Other important devices in this layer are the CSCF (Call Session Control Function), which includes three subsystems: P-CSCF (Proxy CSCF), S-CSCF (Serving CSCF) and I-CSCF (Interrogating CSCF). These subsystems are the responsible, basically, of: processing and routing the signaling; to control the resources of the transport subsystem, to register and authenticate users; provisioning IMS services by diverting signaling application servers in question and to generate billing records.

The MRF (Media Resources Function) provides functions related to media, such as the manipulation of the media and the reproduction of tones and announcements. Each MRF divides into a MRFC (Media Resources Function Controller) and a MRFP (Media Resources Function Processor). The MRFC is a signaling plane node that interprets the information coming from an AS and S-CSCF to control the MRFP. The MRFP is a node of the plane of the media, is used to mix the source or process media streams.

Transport

Composed by the UE (User Equipment), the access network, the NASS (Network Attachment Subsystem) and the RACS (Resource Admission Control Subsystem). The transport of network is performed using either IPv6 or IPv4, allowing QoS's implementation, integrated security, autoconfiguration…

Security

Having seen a little of what is IMS and the devices that act, we enter IMS specifications relating to security.
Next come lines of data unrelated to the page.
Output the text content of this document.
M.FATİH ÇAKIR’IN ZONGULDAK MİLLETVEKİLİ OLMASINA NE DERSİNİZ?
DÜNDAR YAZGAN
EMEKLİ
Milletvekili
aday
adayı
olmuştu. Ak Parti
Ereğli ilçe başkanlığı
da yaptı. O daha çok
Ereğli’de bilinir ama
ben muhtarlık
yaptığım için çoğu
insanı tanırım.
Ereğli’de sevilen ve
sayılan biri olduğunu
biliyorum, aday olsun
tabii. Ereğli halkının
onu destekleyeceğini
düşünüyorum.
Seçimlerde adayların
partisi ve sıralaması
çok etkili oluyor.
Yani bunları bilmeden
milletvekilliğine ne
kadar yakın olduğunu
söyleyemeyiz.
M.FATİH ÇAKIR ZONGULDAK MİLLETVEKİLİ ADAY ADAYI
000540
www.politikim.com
From the point of view of the standardization, only exists a mechanism of authentication and access control, specified in the TS 33.203 of 3GPP (Access Security for IP-Based Services) and commonly called AKA (Authentication and Key Agreement). However, there are many other mechanisms for authentication and access control, defined to meet the needs of inherited terminals and to enable faster deployment. The most common are:

Early IMS 3GPP for mobile access. They are those that IMS deployments in advance for your time are not entirely compatible with the specifications so that the security mechanisms are not applicable. Examples include IPv4 based implementations as 2G devices.
Digest authentication of TISPAN and Packet Cable.
NASS-IMS authentication inseparable TISPAN for fixed networks. It is an authentication method in which it is intended to reuse the authentication layer in IMS network. It was developed by TISPAN for fixed networks in which the user terminal does not have an ISIM (IP Multimedia Services Identity Module). The security of this mechanism is practically the same as that of the access network.
Digest Authentication with Packet Cable's TLS.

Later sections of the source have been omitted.